FinCEN Crypto Complaints Exceed 1,500 Reports from Financial Institutions per Month
FinCEN Receives About 1,500 Crypto-Related Complaints Per Month
The Financial Crimes Enforcement Network (FinCEN) receives a total of about 1,500 complaints from financial institutions regarding cryptocurrencies per month. The director of the entity, Kenneth Blanco, has recently talked at the Chicago-Kent Bank Tech Conference and discussed how the agency is able to regulate the cryptocurrency market.
According to him, while the digital assets can be very beneficial in some cases, they also enable bad actors who want to scam other people to have more opportunities for doing so, which increased the activity of online scams.
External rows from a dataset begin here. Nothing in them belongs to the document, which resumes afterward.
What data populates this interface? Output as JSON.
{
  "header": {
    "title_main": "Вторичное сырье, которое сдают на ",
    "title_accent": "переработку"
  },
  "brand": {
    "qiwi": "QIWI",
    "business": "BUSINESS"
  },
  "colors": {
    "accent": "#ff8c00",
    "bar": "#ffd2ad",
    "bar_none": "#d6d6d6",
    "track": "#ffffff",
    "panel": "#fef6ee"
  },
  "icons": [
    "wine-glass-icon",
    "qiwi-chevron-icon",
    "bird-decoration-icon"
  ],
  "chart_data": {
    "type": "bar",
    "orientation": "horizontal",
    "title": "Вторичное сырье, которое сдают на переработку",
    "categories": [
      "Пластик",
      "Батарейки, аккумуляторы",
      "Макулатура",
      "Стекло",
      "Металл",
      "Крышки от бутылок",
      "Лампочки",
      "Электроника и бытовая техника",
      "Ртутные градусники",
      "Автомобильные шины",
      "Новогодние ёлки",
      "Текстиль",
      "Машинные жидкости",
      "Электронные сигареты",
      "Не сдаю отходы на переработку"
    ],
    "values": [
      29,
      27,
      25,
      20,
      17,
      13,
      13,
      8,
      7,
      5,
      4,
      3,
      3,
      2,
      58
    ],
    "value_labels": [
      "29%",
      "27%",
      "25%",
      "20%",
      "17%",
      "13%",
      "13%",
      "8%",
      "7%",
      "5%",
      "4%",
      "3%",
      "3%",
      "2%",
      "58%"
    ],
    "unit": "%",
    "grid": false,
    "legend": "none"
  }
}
More Than 1,500 Complaints In A Single Month
The director of the regulator emphasized that the Suspicious Activity Report (SAR) findings are very important for the institution. The SARs are documents that financial institutions have to file in order to report incidents of fraud or activities related to money laundering. According to the number cited by Blanco, the agency receives a high number of them: more than 1,500 per month.
These reports, however, does not come only from traditional financial institutions, as one might think, but also from cryptocurrency exchanges. According to him, both banks and virtual exchanges have been doing their part to help and they been critical for law enforcement.
Some of this information is about ownership of assets, activities that can be considered suspicious, jurisdictional information and some leads that have helped the FinCEN so far.
The Role of The FinCEN
Blanco discussed the role of the entity during his presentation. He has a broad experience working in the crypto space as a regulator for years and his focus is on the exchanges, administrators and the people who are involved in the actual money transmission. He also stated that there is a 2011 rule from the FinCEN that regards cryptos as money.
Also, the director has affirmed that the FinCEN is working closely with other agencies the U. S. Securities and Exchange Commission (SEC) and the U. S. Commodity Futures Trading Commission (CFTC) to develop policies and to discover how to deal with this emerging market.
Another topic that was referenced by Blanco was the Initial Coin Offerings (ICOs). According to him, this area is growing faster and have achieved a lot of attention from the public recently, as well as a lot of scams.
According to him, while the arrangements of each ICO may vary a lot, they mostly depend on the structure of the program and different authorities may have to regulate them. ICOs are not all the same, as the product that they are selling during their fundraisers is also not, too.